Comprehensive genomic profiling identified alterations that may be associated with treatment resistance in a subtype of non-small cell lung cancer (NSCLC) in a Foundation Medicine study presented at the American Society of Clinical Oncology (ASCO) meeting, held virtually May 29-31.
Many different kinds of new treatments are now available for NSCLC, including immunotherapies and targeted drugs for molecular subtypes, such as MET inhibitors for the 3% of patients with skipping of exon 14 on the MET gene -- METex14-altered disease. The study presented at ASCO, however, uncovered co-occurring alterations that may render patients with METex14-altered NSCLC resistant to treatment with MET inhibitors.

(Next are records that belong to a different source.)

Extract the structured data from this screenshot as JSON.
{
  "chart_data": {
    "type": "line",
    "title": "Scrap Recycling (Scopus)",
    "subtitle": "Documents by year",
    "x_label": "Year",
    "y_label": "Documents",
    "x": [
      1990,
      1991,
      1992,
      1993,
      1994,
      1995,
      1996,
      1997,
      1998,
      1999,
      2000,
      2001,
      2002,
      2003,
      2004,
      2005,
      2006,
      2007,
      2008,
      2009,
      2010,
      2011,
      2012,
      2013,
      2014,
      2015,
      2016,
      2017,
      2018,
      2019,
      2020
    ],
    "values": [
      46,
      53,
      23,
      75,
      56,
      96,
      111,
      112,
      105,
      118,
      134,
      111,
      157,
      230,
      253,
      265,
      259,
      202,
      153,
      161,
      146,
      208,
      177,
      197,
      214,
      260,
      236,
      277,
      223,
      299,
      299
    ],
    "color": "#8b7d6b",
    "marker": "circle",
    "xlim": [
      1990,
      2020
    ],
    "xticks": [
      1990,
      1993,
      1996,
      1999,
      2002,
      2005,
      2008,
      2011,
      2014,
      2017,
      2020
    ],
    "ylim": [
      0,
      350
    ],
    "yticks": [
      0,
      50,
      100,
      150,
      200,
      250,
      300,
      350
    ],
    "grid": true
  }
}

Results also suggest that the METex14-altered type can be further broken down into distinct subclasses, allowing for a more precise diagnosis and targeted treatment regimens.
The study was conducted by Foundation Medicine in partnership with the Dana-Farber Cancer Institute and involved the evaluation of more than 60,000 cases of advanced NSCLC, 1,387 (2.3%) of which had the METex14-altered subtype.
The researchers identified multiple co-occurring alterations that may cause resistance to MET and inhibitors of six different subclasses of METex14 skipping alterations, "illustrating the complexity of this cancer, which has a poor prognosis," Foundation Medicine said in a statement.
At the ASCO meeting, researchers cited the following as acquired potential resistance alterations:
- Recurrent secondary MET mutations
- MET amplification
- EGFR/ERBB2 activation
- KRAS amplification
- PI3K mutations
Comprehensive genomic profiling could be helpful for identifying responders to treatment with MET inhibitors, monitoring treatment response, and developing new treatments for those with mechanisms associated with treatment resistance, the company suggested. The study provides more evidence of the value of genomic testing of tissue and blood for monitoring resistance, Foundation Medicine Chief Medical Officer and study co-author Dr. Brian Alexander said.